US 12,093,696 B1
Bus for transporting output values of a neural network layer to cores specified by configuration data
Kenneth Duong, San Jose, CA (US); Jung Ko, San Jose, CA (US); and Steven L. Teig, Menlo Park, CA (US)
Assigned to PERCEIVE CORPORATION, San Jose, CA (US)
Filed by Perceive Corporation, San Jose, CA (US)
Filed on Aug. 9, 2019, as Appl. No. 16/537,481.
Application 16/537,481 is a continuation in part of application No. 16/120,387, filed on Sep. 3, 2018, granted, now 10,740,434.
Claims priority of provisional application 62/873,804, filed on Jul. 12, 2019.
Claims priority of provisional application 62/853,128, filed on May 27, 2019.
Claims priority of provisional application 62/797,910, filed on Jan. 28, 2019.
Claims priority of provisional application 62/792,123, filed on Jan. 14, 2019.
Claims priority of provisional application 62/773,164, filed on Nov. 29, 2018.
Claims priority of provisional application 62/773,162, filed on Nov. 29, 2018.
Claims priority of provisional application 62/753,878, filed on Oct. 31, 2018.
Claims priority of provisional application 62/742,802, filed on Oct. 8, 2018.
Claims priority of provisional application 62/724,589, filed on Aug. 29, 2018.
Claims priority of provisional application 62/660,914, filed on Apr. 20, 2018.
Int. Cl. G06F 9/38 (2018.01); G06F 15/80 (2006.01); G06N 3/063 (2023.01); G06N 5/046 (2023.01)

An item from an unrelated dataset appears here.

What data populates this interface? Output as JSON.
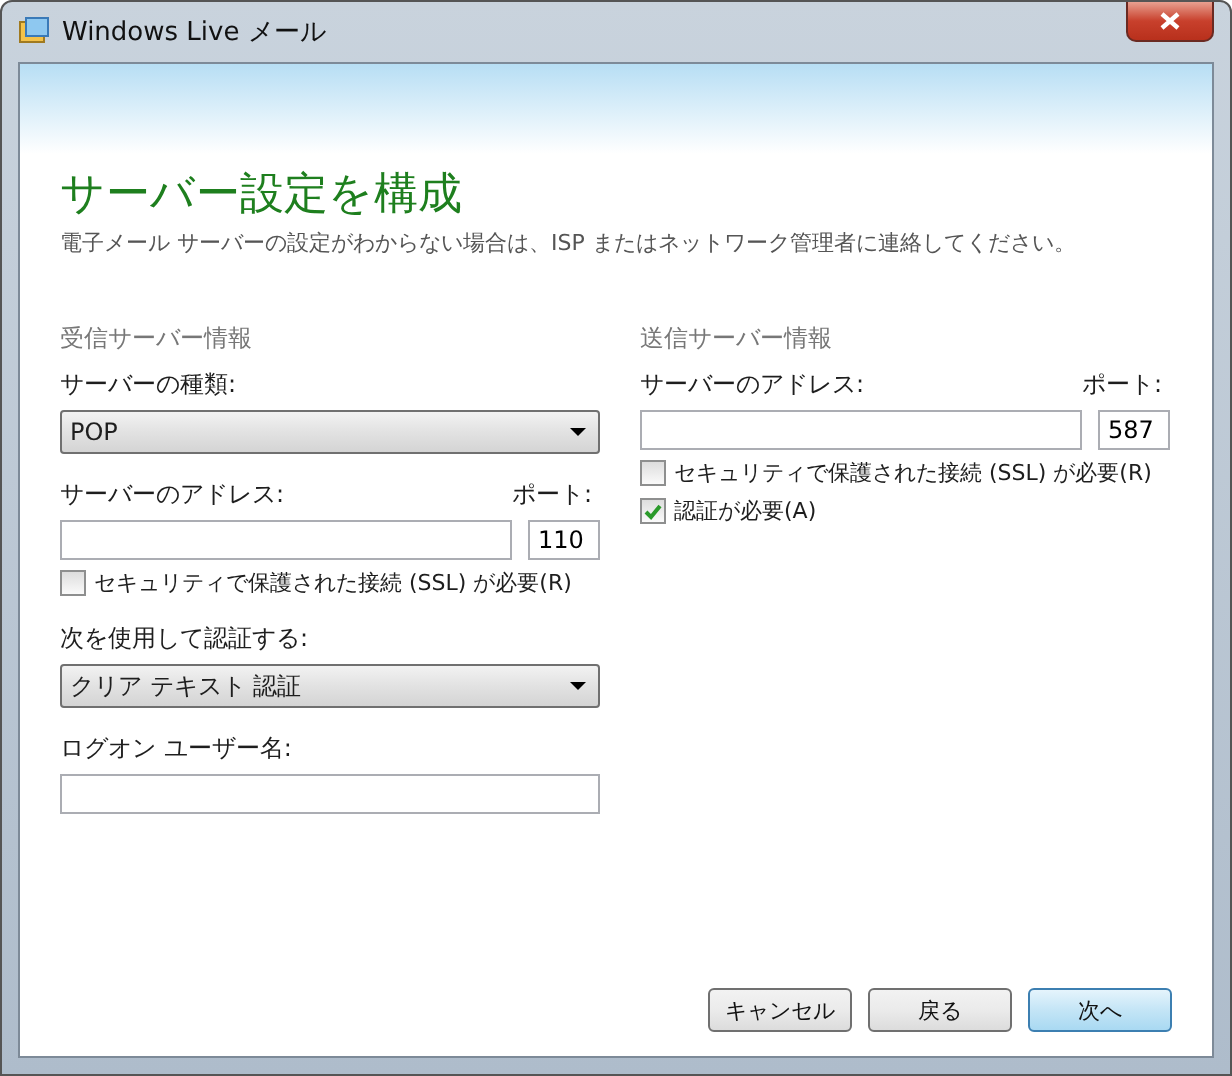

CPC G06F 9/3877 (2013.01) [G06F 15/80 (2013.01); G06N 3/063 (2013.01); G06N 5/046 (2013.01)] 16 Claims
OG exemplary drawing
 
1. A neural network inference circuit for executing a neural network that comprises a plurality of computation nodes at a plurality of layers, the neural network inference circuit comprising:
a plurality of core circuits comprising memories for storing input values for the computation nodes of the neural network;
a set of post-processing circuits for computing output values of the computation nodes of the neural network, wherein output values of computation nodes of a first layer of the neural network are for storage in the memories of the plurality of core circuits as input values for a second layer of the neural network; and
an output bus, comprising a plurality of lanes, that connects the set of post-processing circuits to the plurality of core circuits, the output bus for (i) receiving a set of output values from the set of post-processing circuits, (ii) transporting the set of output values to the plurality of core circuits based on configuration data specifying a core circuit at which each output value of the set of output values is to be stored, and (iii) aligning the set of output values for storage in the plurality of core circuits,
wherein:
the plurality of lanes of the output bus are ordered and indexed, each lane corresponding to a set of post-processing units;
for a particular clock cycle, each lane receives at most one computed output value from one of the post-processing units of its corresponding set of post-processing units;
a subset of the output values that are transported to a particular core circuit that receives output values in the particular clock cycle are transported on contiguous lanes of the output bus; and
the output bus aligns the subset of output values that are transported to the particular core circuit by shifting the subset of output values by an amount based on a lowest index of the contiguous lanes.